Pour être tout à fait honnête, j’adore la viande, et pour être tout aussi honnête j’adore les légumes. Par contre je n’aime pas trop les fruits, au grand dam de ma mère. C’est pour ça que j’attends avec impatience qu’on puisse manger de la viande synthétique à un prix abordable, qu’on meurt tranquillement d’un cancer et qu’on foute la paix aux animaux.

Par rapport au clip, on a récupéré des restes de viandes dans les boucheries, qui étaient destinés à être jetés. J’espère que ces restes auront nourri les chats et chiens errants du quartier.

Quelle est la symbolique de ces abats ?

Pour avoir une réponse plus précise il faudrait demander à Léonie et Lola. Mais selon moi c’est un clip qui met tout d’abord en avant une ambiance, plutôt intimiste et sombre, ainsi que des textures ; la viande crue, l’huile…
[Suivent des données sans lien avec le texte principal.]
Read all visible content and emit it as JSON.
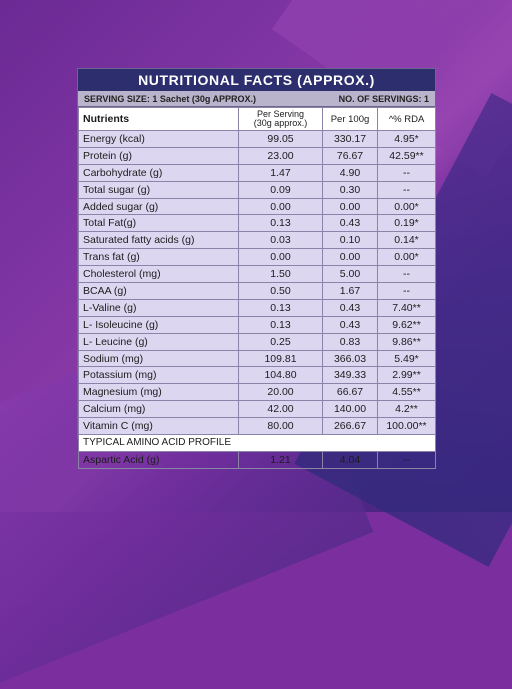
{
  "title": "NUTRITIONAL FACTS (APPROX.)",
  "serving_size": "SERVING SIZE: 1 Sachet (30g APPROX.)",
  "servings": "NO. OF SERVINGS: 1",
  "headers": {
    "nutrients": "Nutrients",
    "per_serving_line1": "Per Serving",
    "per_serving_line2": "(30g approx.)",
    "per_100g": "Per 100g",
    "rda": "^% RDA"
  },
  "rows": [
    {
      "name": "Energy (kcal)",
      "serving": "99.05",
      "per100": "330.17",
      "rda": "4.95*"
    },
    {
      "name": "Protein (g)",
      "serving": "23.00",
      "per100": "76.67",
      "rda": "42.59**"
    },
    {
      "name": "Carbohydrate (g)",
      "serving": "1.47",
      "per100": "4.90",
      "rda": "--"
    },
    {
      "name": "Total sugar (g)",
      "serving": "0.09",
      "per100": "0.30",
      "rda": "--"
    },
    {
      "name": "Added sugar (g)",
      "serving": "0.00",
      "per100": "0.00",
      "rda": "0.00*"
    },
    {
      "name": "Total Fat(g)",
      "serving": "0.13",
      "per100": "0.43",
      "rda": "0.19*"
    },
    {
      "name": "Saturated fatty acids (g)",
      "serving": "0.03",
      "per100": "0.10",
      "rda": "0.14*"
    },
    {
      "name": "Trans fat (g)",
      "serving": "0.00",
      "per100": "0.00",
      "rda": "0.00*"
    },
    {
      "name": "Cholesterol (mg)",
      "serving": "1.50",
      "per100": "5.00",
      "rda": "--"
    },
    {
      "name": "BCAA (g)",
      "serving": "0.50",
      "per100": "1.67",
      "rda": "--"
    },
    {
      "name": "L-Valine (g)",
      "serving": "0.13",
      "per100": "0.43",
      "rda": "7.40**"
    },
    {
      "name": "L- Isoleucine (g)",
      "serving": "0.13",
      "per100": "0.43",
      "rda": "9.62**"
    },
    {
      "name": "L- Leucine (g)",
      "serving": "0.25",
      "per100": "0.83",
      "rda": "9.86**"
    },
    {
      "name": "Sodium (mg)",
      "serving": "109.81",
      "per100": "366.03",
      "rda": "5.49*"
    },
    {
      "name": "Potassium (mg)",
      "serving": "104.80",
      "per100": "349.33",
      "rda": "2.99**"
    },
    {
      "name": "Magnesium (mg)",
      "serving": "20.00",
      "per100": "66.67",
      "rda": "4.55**"
    },
    {
      "name": "Calcium (mg)",
      "serving": "42.00",
      "per100": "140.00",
      "rda": "4.2**"
    },
    {
      "name": "Vitamin C (mg)",
      "serving": "80.00",
      "per100": "266.67",
      "rda": "100.00**"
    }
  ],
  "section_title": "TYPICAL AMINO ACID PROFILE",
  "amino_rows": [
    {
      "name": "Aspartic Acid (g)",
      "serving": "1.21",
      "per100": "4.04",
      "rda": "--"
    }
  ]
}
Le dernier son de l’album qui sortira en décembre, “Comme un amour krokodil”, sonne comme une lueur d’espoir, une déclaration sanguine d’amour. Un miracle est-il finalement possible ?

Un miracle est bien évidemment possible, mais je n’en parlerai jamais. Je ne voudrais rendre personne jaloux. Après, dans « Comme un amour krokodil », si on écoute bien les paroles ça compare l’amour à une sombre drogue composée de liquide de refroidissement – googlez « krokodil » si vous ignorez la peur. Parce que quand on accepte que ça fasse mal, c’est qu’on est vraiment déterminé.

Mais il est vrai que c’est la plus lumineuse, elle montre peut être que la réponse à tout les maux c’est la tendresse. Et un peu d’argent pour acheter des fleurs.